Pero sin duda, el momento en el que Yoigo demostró ser una operadora diferente fue algún tiempo después, en marzo de 2007, cuando la Ley de Consumo obligó a todas las compañías a facturar las llamadas por segundos. Yoigo fue de las pocas que aplicó esta norma sin subir un céntimo las tarifas. Y por si fuera poco, en noviembre lanzó algo aún más revolucionario: las llamadas entre clientes serían gratis, sólo pagando el establecimiento de llamada. Lo nunca visto.

Pero las cosas comenzaron a complicarse en ese momento.

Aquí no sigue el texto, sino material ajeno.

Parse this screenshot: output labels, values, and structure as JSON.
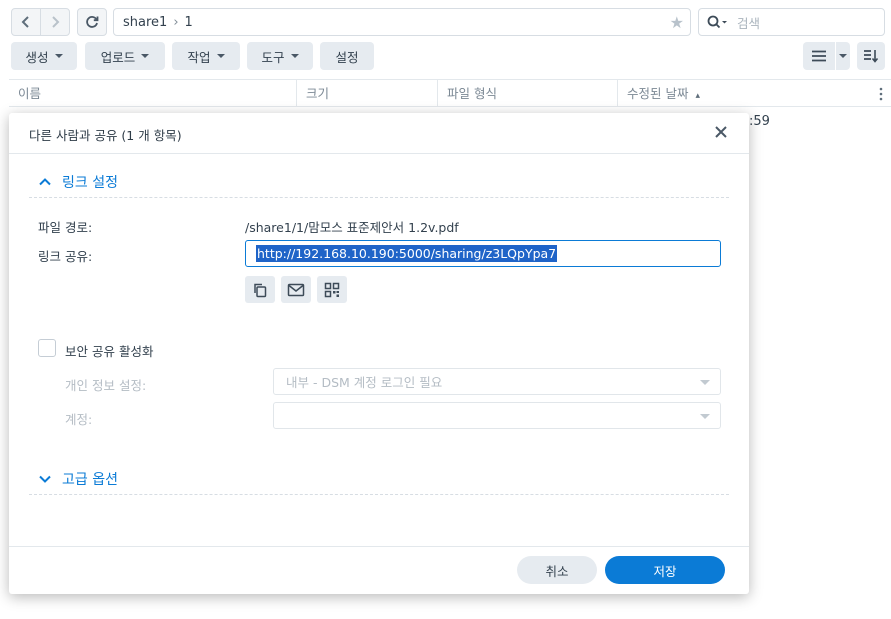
{
  "toolbar": {
    "path": {
      "root": "share1",
      "separator": "›",
      "folder": "1"
    },
    "search_placeholder": "검색",
    "buttons": {
      "create": "생성",
      "upload": "업로드",
      "action": "작업",
      "tools": "도구",
      "settings": "설정"
    }
  },
  "table": {
    "columns": {
      "name": "이름",
      "size": "크기",
      "type": "파일 형식",
      "modified": "수정된 날짜"
    },
    "sort_indicator": "▴",
    "row_fragment": ":59"
  },
  "dialog": {
    "title": "다른 사람과 공유 (1 개 항목)",
    "link_section": "링크 설정",
    "file_path_label": "파일 경로:",
    "file_path_value": "/share1/1/맘모스 표준제안서 1.2v.pdf",
    "link_label": "링크 공유:",
    "link_value": "http://192.168.10.190:5000/sharing/z3LQpYpa7",
    "secure_share_label": "보안 공유 활성화",
    "privacy_label": "개인 정보 설정:",
    "privacy_value": "내부 - DSM 계정 로그인 필요",
    "account_label": "계정:",
    "account_value": "",
    "advanced_section": "고급 옵션",
    "cancel": "취소",
    "save": "저장"
  },
  "colors": {
    "accent": "#0b7bd6",
    "selection": "#1f64c8"
  },
  "icons": [
    "chevron-left-icon",
    "chevron-right-icon",
    "refresh-icon",
    "star-icon",
    "search-icon",
    "list-view-icon",
    "sort-icon",
    "more-icon",
    "close-icon",
    "chevron-up-icon",
    "chevron-down-icon",
    "copy-icon",
    "mail-icon",
    "qr-code-icon"
  ]
}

Sólo cuatro meses después de haber lanzado esta tarifa (y habiendo jurado y perjurado que no se trataba de una promoción), Yoigo la limitaba a una hora diaria, subiendo de facto sus tarifas por primera vez.

Además, surgieron nuevas operadoras (principalmente Simyo, de KPN) que mejoraban las tarifas de Yoigo, y sin consumo mínimo mensual. Al poco tiempo, este virtual lanzó también su promoción de llamadas gratis entre clientes, aunque limitada desde un principio a los 10 primeros minutos de cada llamada.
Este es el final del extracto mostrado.